We all stood back and admired the sad little snowman. He was hardly the perfect shape, and the snow had been too thin for him to be pristine, but it was a snowman. Addy laid a mittened palm on it with a reverence that made my heart skip several beats.

“He’s missing something,” Ryder said, one eye closed, assessing the crooked mass.

“Hat,” Addy said.

He chuckled. “Yep.” He pulled his cowboy hat off and placed it on the snowman’s head.

Addy laughed, and the sound traveled through the cold air like fairy wings. Soft and light and bringing joy.

“We have to name him if we want him to come alive,” Ryder said, voice lowered as if he was telling her a secret. “Only snowmen with names can visit your dreams and grant wishes.”

I held back a snort because Addy was eating up his words like they were pure sugar.

“What should we call him?” she asked. Her fully formed sentences kept catching me off guard when they happened, tugging at all those emotions floating around inside me.

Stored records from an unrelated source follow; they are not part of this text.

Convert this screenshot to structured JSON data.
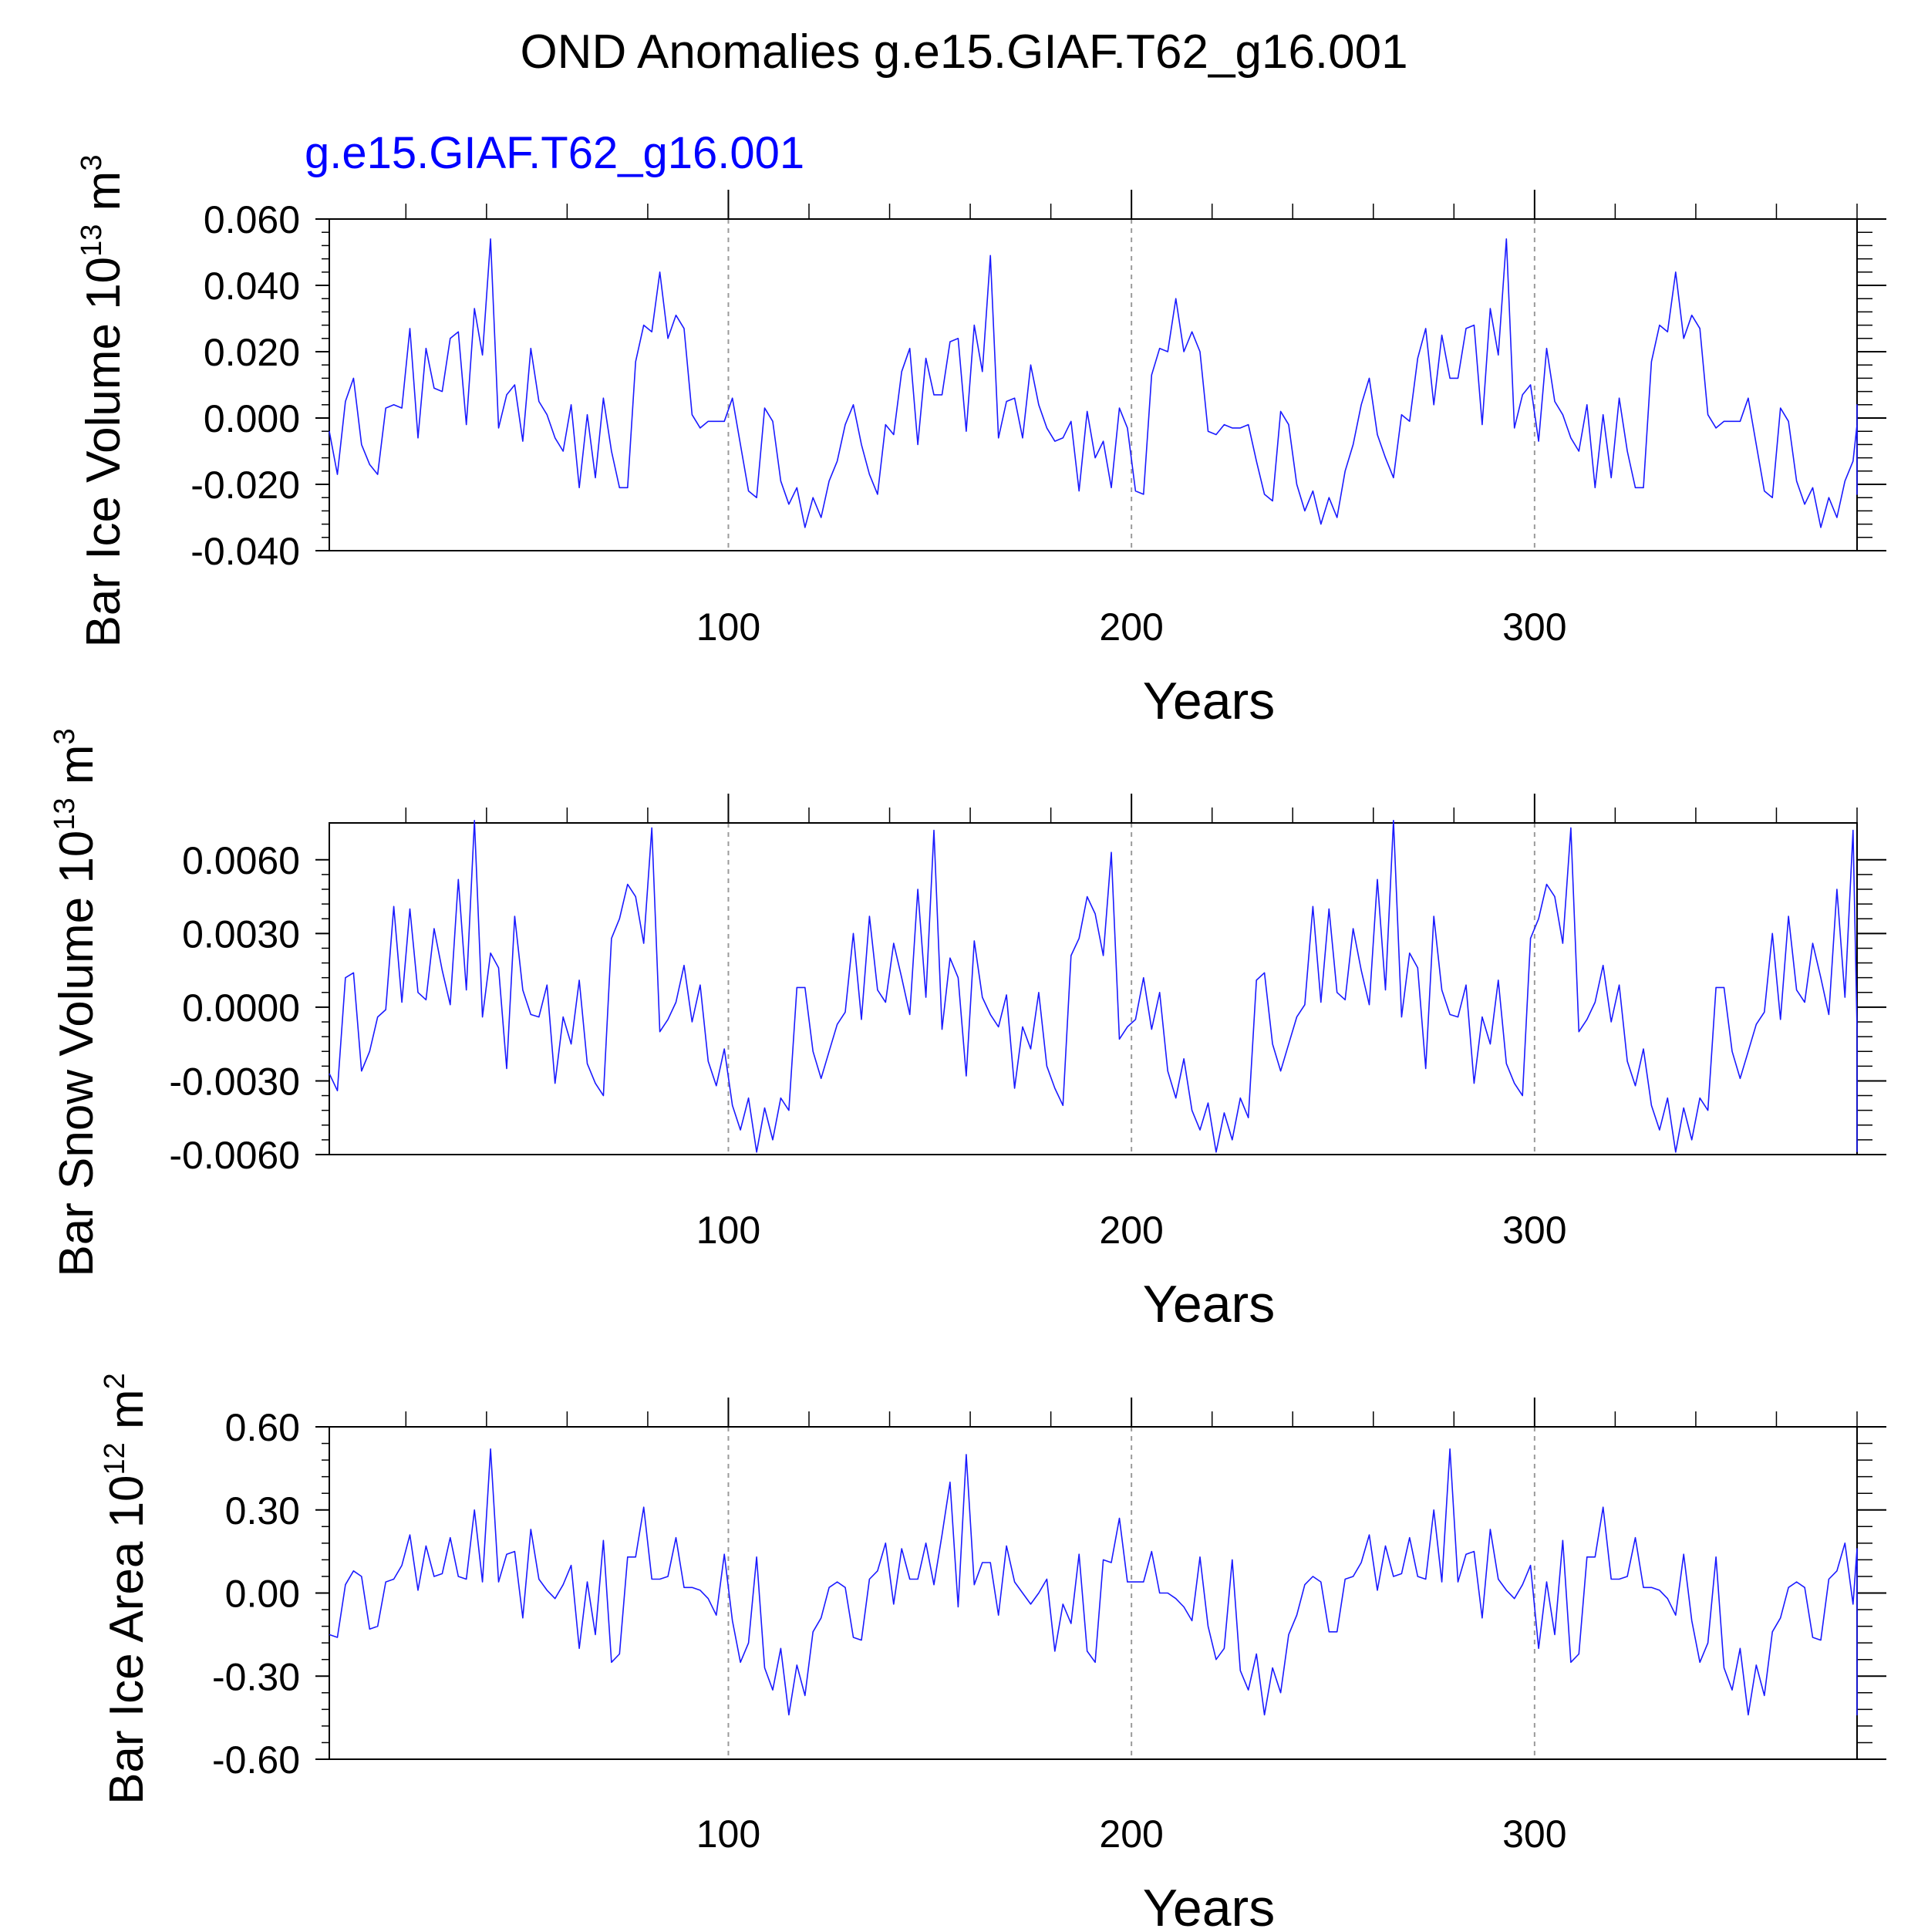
{
  "figure": {
    "title": "OND Anomalies g.e15.GIAF.T62_g16.001",
    "subtitle": "g.e15.GIAF.T62_g16.001",
    "line_color": "#1a1aff",
    "subtitle_color": "#0000ff",
    "axis_color": "#000000",
    "grid_color": "#9a9a9a"
  },
  "chart_data": [
    {
      "type": "line",
      "name": "bar-ice-volume",
      "title": "",
      "xlabel": "Years",
      "ylabel_main": "Bar Ice Volume 10",
      "ylabel_exp": "13",
      "ylabel_unit": " m",
      "ylabel_unit_exp": "3",
      "xlim": [
        1,
        380
      ],
      "ylim": [
        -0.04,
        0.06
      ],
      "xticks": [
        100,
        200,
        300
      ],
      "xtick_labels": [
        "100",
        "200",
        "300"
      ],
      "yticks": [
        0.06,
        0.04,
        0.02,
        0.0,
        -0.02,
        -0.04
      ],
      "ytick_labels": [
        "0.060",
        "0.040",
        "0.020",
        "0.000",
        "-0.020",
        "-0.040"
      ],
      "grid_x": [
        100,
        200,
        300
      ],
      "series": [
        {
          "name": "g.e15.GIAF.T62_g16.001",
          "x_start": 1,
          "x_step": 2,
          "values": [
            -0.004,
            -0.017,
            0.005,
            0.012,
            -0.008,
            -0.014,
            -0.017,
            0.003,
            0.004,
            0.003,
            0.027,
            -0.006,
            0.021,
            0.009,
            0.008,
            0.024,
            0.026,
            -0.002,
            0.033,
            0.019,
            0.054,
            -0.003,
            0.007,
            0.01,
            -0.007,
            0.021,
            0.005,
            0.001,
            -0.006,
            -0.01,
            0.004,
            -0.021,
            0.001,
            -0.018,
            0.006,
            -0.01,
            -0.021,
            -0.021,
            0.017,
            0.028,
            0.026,
            0.044,
            0.024,
            0.031,
            0.027,
            0.001,
            -0.003,
            -0.001,
            -0.001,
            -0.001,
            0.006,
            -0.008,
            -0.022,
            -0.024,
            0.003,
            -0.001,
            -0.019,
            -0.026,
            -0.021,
            -0.033,
            -0.024,
            -0.03,
            -0.019,
            -0.013,
            -0.002,
            0.004,
            -0.008,
            -0.017,
            -0.023,
            -0.002,
            -0.005,
            0.014,
            0.021,
            -0.008,
            0.018,
            0.007,
            0.007,
            0.023,
            0.024,
            -0.004,
            0.028,
            0.014,
            0.049,
            -0.006,
            0.005,
            0.006,
            -0.006,
            0.016,
            0.004,
            -0.003,
            -0.007,
            -0.006,
            -0.001,
            -0.022,
            0.002,
            -0.012,
            -0.007,
            -0.021,
            0.003,
            -0.003,
            -0.022,
            -0.023,
            0.013,
            0.021,
            0.02,
            0.036,
            0.02,
            0.026,
            0.02,
            -0.004,
            -0.005,
            -0.002,
            -0.003,
            -0.003,
            -0.002,
            -0.013,
            -0.023,
            -0.025,
            0.002,
            -0.002,
            -0.02,
            -0.028,
            -0.022,
            -0.032,
            -0.024,
            -0.03,
            -0.016,
            -0.008,
            0.004,
            0.012,
            -0.005,
            -0.012,
            -0.018,
            0.001,
            -0.001,
            0.018,
            0.027,
            0.004,
            0.025,
            0.012,
            0.012,
            0.027,
            0.028,
            -0.002,
            0.033,
            0.019,
            0.054,
            -0.003,
            0.007,
            0.01,
            -0.007,
            0.021,
            0.005,
            0.001,
            -0.006,
            -0.01,
            0.004,
            -0.021,
            0.001,
            -0.018,
            0.006,
            -0.01,
            -0.021,
            -0.021,
            0.017,
            0.028,
            0.026,
            0.044,
            0.024,
            0.031,
            0.027,
            0.001,
            -0.003,
            -0.001,
            -0.001,
            -0.001,
            0.006,
            -0.008,
            -0.022,
            -0.024,
            0.003,
            -0.001,
            -0.019,
            -0.026,
            -0.021,
            -0.033,
            -0.024,
            -0.03,
            -0.019,
            -0.013,
            -0.002,
            0.004,
            -0.008,
            -0.017,
            -0.023,
            -0.002
          ]
        }
      ]
    },
    {
      "type": "line",
      "name": "bar-snow-volume",
      "title": "",
      "xlabel": "Years",
      "ylabel_main": "Bar Snow Volume 10",
      "ylabel_exp": "13",
      "ylabel_unit": " m",
      "ylabel_unit_exp": "3",
      "xlim": [
        1,
        380
      ],
      "ylim": [
        -0.006,
        0.0075
      ],
      "xticks": [
        100,
        200,
        300
      ],
      "xtick_labels": [
        "100",
        "200",
        "300"
      ],
      "yticks": [
        0.006,
        0.003,
        0.0,
        -0.003,
        -0.006
      ],
      "ytick_labels": [
        "0.0060",
        "0.0030",
        "0.0000",
        "-0.0030",
        "-0.0060"
      ],
      "grid_x": [
        100,
        200,
        300
      ],
      "series": [
        {
          "name": "g.e15.GIAF.T62_g16.001",
          "x_start": 1,
          "x_step": 2,
          "values": [
            -0.0027,
            -0.0034,
            0.0012,
            0.0014,
            -0.0026,
            -0.0018,
            -0.0004,
            -0.0001,
            0.0041,
            0.0002,
            0.004,
            0.0006,
            0.0003,
            0.0032,
            0.0015,
            0.0001,
            0.0052,
            0.0007,
            0.0076,
            -0.0004,
            0.0022,
            0.0016,
            -0.0025,
            0.0037,
            0.0007,
            -0.0003,
            -0.0004,
            0.0009,
            -0.0031,
            -0.0004,
            -0.0015,
            0.0011,
            -0.0023,
            -0.0031,
            -0.0036,
            0.0028,
            0.0036,
            0.005,
            0.0045,
            0.0026,
            0.0073,
            -0.001,
            -0.0005,
            0.0002,
            0.0017,
            -0.0006,
            0.0009,
            -0.0022,
            -0.0032,
            -0.0017,
            -0.004,
            -0.005,
            -0.0037,
            -0.0059,
            -0.0041,
            -0.0054,
            -0.0037,
            -0.0042,
            0.0008,
            0.0008,
            -0.0018,
            -0.0029,
            -0.0018,
            -0.0007,
            -0.0002,
            0.003,
            -0.0005,
            0.0037,
            0.0007,
            0.0002,
            0.0026,
            0.0012,
            -0.0003,
            0.0048,
            0.0004,
            0.0072,
            -0.0009,
            0.002,
            0.0012,
            -0.0028,
            0.0027,
            0.0004,
            -0.0003,
            -0.0008,
            0.0005,
            -0.0033,
            -0.0008,
            -0.0017,
            0.0006,
            -0.0024,
            -0.0033,
            -0.004,
            0.0021,
            0.0028,
            0.0045,
            0.0038,
            0.0021,
            0.0063,
            -0.0013,
            -0.0008,
            -0.0005,
            0.0012,
            -0.0009,
            0.0006,
            -0.0026,
            -0.0037,
            -0.0021,
            -0.0042,
            -0.005,
            -0.0039,
            -0.0059,
            -0.0043,
            -0.0054,
            -0.0037,
            -0.0045,
            0.0011,
            0.0014,
            -0.0015,
            -0.0026,
            -0.0015,
            -0.0004,
            0.0001,
            0.0041,
            0.0002,
            0.004,
            0.0006,
            0.0003,
            0.0032,
            0.0015,
            0.0001,
            0.0052,
            0.0007,
            0.0076,
            -0.0004,
            0.0022,
            0.0016,
            -0.0025,
            0.0037,
            0.0007,
            -0.0003,
            -0.0004,
            0.0009,
            -0.0031,
            -0.0004,
            -0.0015,
            0.0011,
            -0.0023,
            -0.0031,
            -0.0036,
            0.0028,
            0.0036,
            0.005,
            0.0045,
            0.0026,
            0.0073,
            -0.001,
            -0.0005,
            0.0002,
            0.0017,
            -0.0006,
            0.0009,
            -0.0022,
            -0.0032,
            -0.0017,
            -0.004,
            -0.005,
            -0.0037,
            -0.0059,
            -0.0041,
            -0.0054,
            -0.0037,
            -0.0042,
            0.0008,
            0.0008,
            -0.0018,
            -0.0029,
            -0.0018,
            -0.0007,
            -0.0002,
            0.003,
            -0.0005,
            0.0037,
            0.0007,
            0.0002,
            0.0026,
            0.0012,
            -0.0003,
            0.0048,
            0.0004,
            0.0072,
            -0.0009,
            -0.004,
            -0.0059
          ]
        }
      ]
    },
    {
      "type": "line",
      "name": "bar-ice-area",
      "title": "",
      "xlabel": "Years",
      "ylabel_main": "Bar Ice Area 10",
      "ylabel_exp": "12",
      "ylabel_unit": " m",
      "ylabel_unit_exp": "2",
      "xlim": [
        1,
        380
      ],
      "ylim": [
        -0.6,
        0.6
      ],
      "xticks": [
        100,
        200,
        300
      ],
      "xtick_labels": [
        "100",
        "200",
        "300"
      ],
      "yticks": [
        0.6,
        0.3,
        0.0,
        -0.3,
        -0.6
      ],
      "ytick_labels": [
        "0.60",
        "0.30",
        "0.00",
        "-0.30",
        "-0.60"
      ],
      "grid_x": [
        100,
        200,
        300
      ],
      "series": [
        {
          "name": "g.e15.GIAF.T62_g16.001",
          "x_start": 1,
          "x_step": 2,
          "values": [
            -0.15,
            -0.16,
            0.03,
            0.08,
            0.06,
            -0.13,
            -0.12,
            0.04,
            0.05,
            0.1,
            0.21,
            0.01,
            0.17,
            0.06,
            0.07,
            0.2,
            0.06,
            0.05,
            0.3,
            0.04,
            0.52,
            0.04,
            0.14,
            0.15,
            -0.09,
            0.23,
            0.05,
            0.01,
            -0.02,
            0.03,
            0.1,
            -0.2,
            0.04,
            -0.15,
            0.19,
            -0.25,
            -0.22,
            0.13,
            0.13,
            0.31,
            0.05,
            0.05,
            0.06,
            0.2,
            0.02,
            0.02,
            0.01,
            -0.02,
            -0.08,
            0.14,
            -0.1,
            -0.25,
            -0.18,
            0.13,
            -0.27,
            -0.35,
            -0.2,
            -0.44,
            -0.26,
            -0.37,
            -0.14,
            -0.09,
            0.02,
            0.04,
            0.02,
            -0.16,
            -0.17,
            0.05,
            0.08,
            0.18,
            -0.04,
            0.16,
            0.05,
            0.05,
            0.18,
            0.03,
            0.21,
            0.4,
            -0.05,
            0.5,
            0.03,
            0.11,
            0.11,
            -0.08,
            0.17,
            0.04,
            0.0,
            -0.04,
            0.0,
            0.05,
            -0.21,
            -0.04,
            -0.11,
            0.14,
            -0.21,
            -0.25,
            0.12,
            0.11,
            0.27,
            0.04,
            0.04,
            0.04,
            0.15,
            0.0,
            0.0,
            -0.02,
            -0.05,
            -0.1,
            0.13,
            -0.12,
            -0.24,
            -0.2,
            0.12,
            -0.28,
            -0.35,
            -0.22,
            -0.44,
            -0.27,
            -0.36,
            -0.15,
            -0.08,
            0.03,
            0.06,
            0.04,
            -0.14,
            -0.14,
            0.05,
            0.06,
            0.11,
            0.21,
            0.01,
            0.17,
            0.06,
            0.07,
            0.2,
            0.06,
            0.05,
            0.3,
            0.04,
            0.52,
            0.04,
            0.14,
            0.15,
            -0.09,
            0.23,
            0.05,
            0.01,
            -0.02,
            0.03,
            0.1,
            -0.2,
            0.04,
            -0.15,
            0.19,
            -0.25,
            -0.22,
            0.13,
            0.13,
            0.31,
            0.05,
            0.05,
            0.06,
            0.2,
            0.02,
            0.02,
            0.01,
            -0.02,
            -0.08,
            0.14,
            -0.1,
            -0.25,
            -0.18,
            0.13,
            -0.27,
            -0.35,
            -0.2,
            -0.44,
            -0.26,
            -0.37,
            -0.14,
            -0.09,
            0.02,
            0.04,
            0.02,
            -0.16,
            -0.17,
            0.05,
            0.08,
            0.18,
            -0.04,
            0.16,
            -0.3,
            -0.44,
            -0.36
          ]
        }
      ]
    }
  ]
}
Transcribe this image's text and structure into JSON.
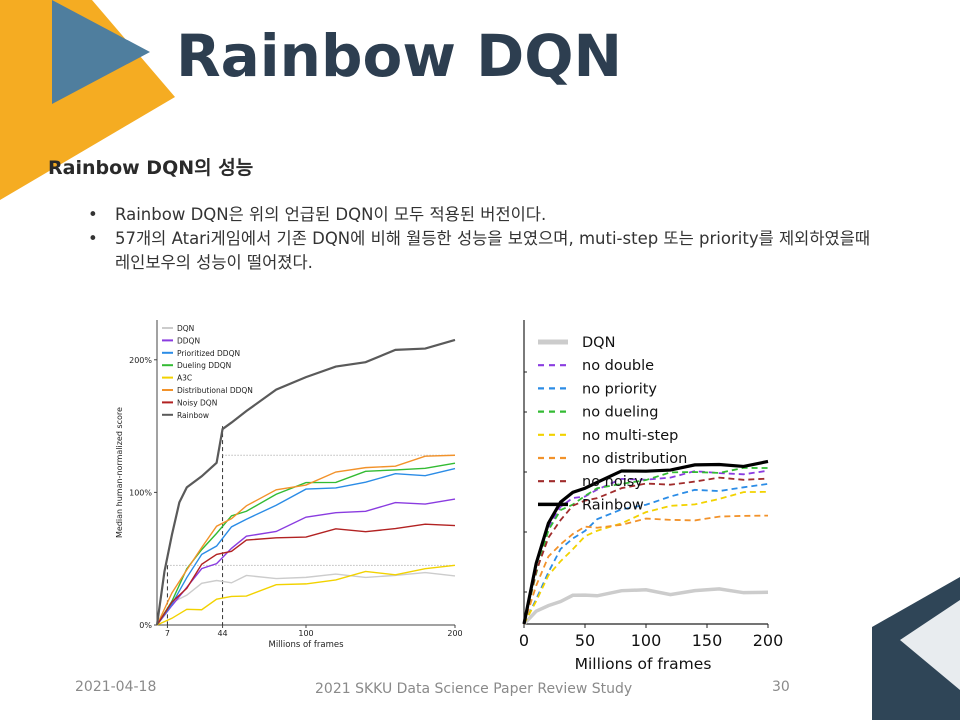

“He’s your first snowman, so you get to name him.”

“Why does it have to be a guy?” I asked. “Couldn’t it be a girl?”

Ryder looked up at me, and his smile was as wide as his daughter’s. They both were beautiful. Stunning in a way that made them glow as if the sun had come out even though it was still tucked behind dark clouds and shimmering snowflakes.

“It can be whatever gender you want it to be,” he said, winking at Addy.

After a moment of deep thought, she whispered, “Rosalinda.”

My eyes caught Ryder’s. That was such a unique and specific name that it had to mean something.

“Yeah?” he asked.

“My abuela was Rosalinda.”

The name tickled at the back of my brain. Something from one of my files. Something about the Lovatos. Damn. I hated not being able to pull it to the surface. I’d go back through them tonight and see what I could find.

“Did you meet your abuela?” I asked.

She shook her head. “She went to heaven when Mama was little like me.”

“Rosalinda it is,” Ryder said, handing Addy a stick. “Can you write her name? Here at the base of the snowwoman?”

Addy took the stick and started to carve the name in the growing layer of snow. She seemed to be thinking about the sounds as she did it, taking her time, and ended up using a U for the As. But at least she could write and spell. She’d had some kind of schooling.

Ryder handed me his phone. “Can you take a picture?”

My throat clogged, thinking about all the pictures he’d missed with his daughter. Thinking of the photo albums at my house filled with pictures of me and my family. Thinking about the ones Eva had shown Addy and me of his childhood. He didn’t have those with Addy. He’d had so much stolen from him that he’d never get back. And if those thoughts carved sharply through me, I couldn’t even imagine what they did to him.

These two humans belonged together with their matching smiles and love drifting around them. My heart and body ached once more for that “something” I’d never wanted. A man. A little girl. Ties that would tether me to this place instead of letting me float freely around the globe. It was absolutely contrary to everything I’d ever seen for myself. Even growing up, I’d recognized that all the spy heroes I idolized had only received pain from relationships because the life they led wasn’t fit for them. Instead, it got people killed. The hero’s love interest rarely made it through unscathed or even alive.

Ryder kneeled on the ground, bringing his height in line with our snowman, and tucked Addy up in front of him. They both sent those wide smiles in my direction, and I clicked several shots. I handed him his phone back, and then, without really thinking about it, I dropped down on my knees with them, leaned in, and took a selfie with all of us. It was crooked and blurred with snow, but it had four faces in it, one made of ice and fruit, but they were all smiling.

That moment seemed full of the magic Ryder had accused Mila of having. It made me want to believe in the wishes granted by snowmen. It made me wish for something I knew wasn’t mine to have.

I longed to belong to them.

For them to belong to me.

And I really didn’t know what to make of it—what to make of this Gia yearning for an unexpected family.

“Come on. Hot chocolate is a must now,” Ryder said, standing up and taking Addy’s wet-mittened hand in his.